Preservation of Company Culture: By promoting leaders from within, companies can better preserve their culture, values, and practices.
Improved Investor and Stakeholder Confidence: A solid succession plan can reassure investors, customers, and other stakeholders that the company has a planned approach to tackle transitions and unexpected exits.
Enhanced Employee Development: Succession planning necessitates the development of employee skillsets and capabilities, ultimately leading to a more competent and high-performing workforce.
Strategic Planning Success: Securing the future leadership of an organization is key to long-term strategic planning success.
What Are the Potential Drawbacks or Unintended Consequences of Succession Planning?
Limitations on Diversity: Succession planning, if not carefully managed, may perpetuate existing biases in leadership, creating barriers to diversity.
Increased Competition: Succession planning can trigger competition amongst potential successors, which might create a negative work environment.
Stifling Innovation: If internal candidates are prioritized for all key positions, there could be a risk of becoming organizationally myopic, limiting fresh perspectives, and thus stifling innovation.
Potential for Bias: Succession planning involves subjective judgment which may lead to favoritism or bias, impacting fairness and transparency.
High Costs: Developing a succession plan and preparing potential successors can be cost-intensive due to training and development investments.
Reduced Flexibility: If organizations adhere too strictly to the succession plan, they may miss out on potential external hires who could bring fresh insights and new experiences.
Demotivation Among Non-Selected Employees: Employees not selected as part of the succession plan may feel overlooked and demotivated.
Risk of Premature Departure: Employees who know they're on the succession path might present a risk if they depart prematurely, leaving a gap in the plan.
Which Organizations Are Most Likely to Be Impacted by Implementing Succession Planning?
Family-Owned Businesses: These organizations often face the dilemma of succession to the next generation.

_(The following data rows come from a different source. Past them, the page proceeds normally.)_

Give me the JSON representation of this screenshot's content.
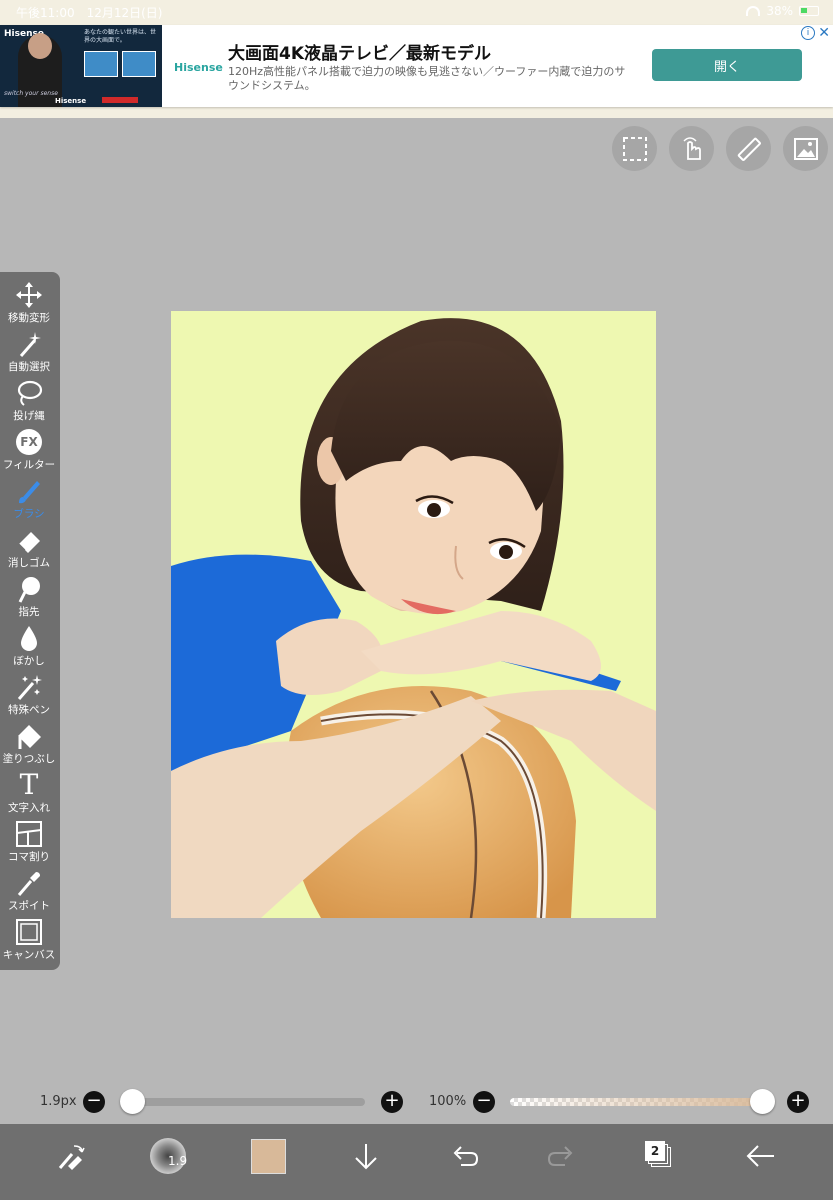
{
  "status": {
    "time": "午後11:00　12月12日(日)",
    "battery": "38%"
  },
  "ad": {
    "brand": "Hisense",
    "left_copy": "あなたの観たい世界は、世界の大画面で。",
    "tagline": "switch your sense",
    "title": "大画面4K液晶テレビ／最新モデル",
    "description": "120Hz高性能パネル搭載で迫力の映像も見逃さない／ウーファー内蔵で迫力のサウンドシステム。",
    "cta": "開く",
    "info": "i",
    "close": "✕"
  },
  "tools": [
    {
      "label": "移動変形",
      "icon": "move-icon"
    },
    {
      "label": "自動選択",
      "icon": "magic-wand-icon"
    },
    {
      "label": "投げ縄",
      "icon": "lasso-icon"
    },
    {
      "label": "フィルター",
      "icon": "fx-icon",
      "glyph": "FX"
    },
    {
      "label": "ブラシ",
      "icon": "brush-icon",
      "active": true
    },
    {
      "label": "消しゴム",
      "icon": "eraser-icon"
    },
    {
      "label": "指先",
      "icon": "smudge-icon"
    },
    {
      "label": "ぼかし",
      "icon": "blur-drop-icon"
    },
    {
      "label": "特殊ペン",
      "icon": "sparkle-pen-icon"
    },
    {
      "label": "塗りつぶし",
      "icon": "bucket-icon"
    },
    {
      "label": "文字入れ",
      "icon": "text-icon",
      "glyph": "T"
    },
    {
      "label": "コマ割り",
      "icon": "panel-icon"
    },
    {
      "label": "スポイト",
      "icon": "eyedropper-icon"
    },
    {
      "label": "キャンバス",
      "icon": "canvas-icon"
    }
  ],
  "brush": {
    "size_label": "1.9px",
    "size_badge": "1.9",
    "size_fraction": 0.0,
    "opacity_label": "100%",
    "opacity_fraction": 1.0,
    "minus": "−",
    "plus": "+"
  },
  "colors": {
    "current_color": "#d8b999",
    "accent": "#3b8ce8"
  },
  "layers": {
    "count": "2"
  }
}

Proper succession planning helps ensure a smooth transition and continuation of the business.
Non-Profit Organizations: Non-profits often rely heavily on the vision and leadership of their founders or executive director. A well-executed succession plan can help these organizations weather leadership changes without disrupting their mission.
Small to Medium-Sized Enterprises (SMEs): In small to medium-sized organizations, the departure of key individuals could potentially have a significant impact, making succession planning crucial.

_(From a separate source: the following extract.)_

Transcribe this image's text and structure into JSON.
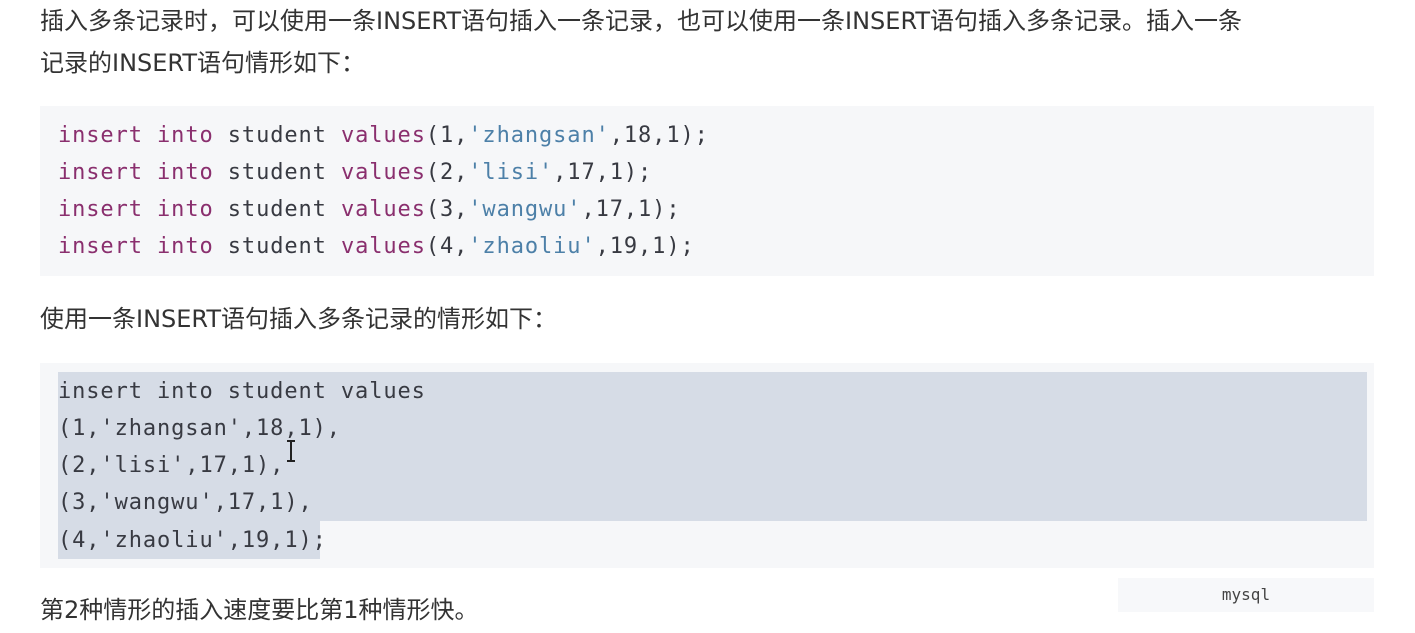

Large Corporations: In these businesses with complex organizational structures, succession planning helps ensure leadership continuity at all levels and mitigates the negative impact of unexpected departures.
Entrepreneurial Startups: Decisions made at the start-up phase, including those about succession planning, can greatly affect the business's future success. Succession planning in startups contributes to long-term strategic decisions and potential investors' confidence.
Public Sectors/Government Agencies: These organizations need effective succession planning to ensure continual public services, especially bearing in mind frequent changes due to elections or appointments.
Healthcare Organizations: Due to the critical nature of healthcare services, these institutions need a robust succession plan to ensure patient treatment isn't compromised.
Overall, all organizations, regardless of their size or industry, can benefit from succession planning to some degree.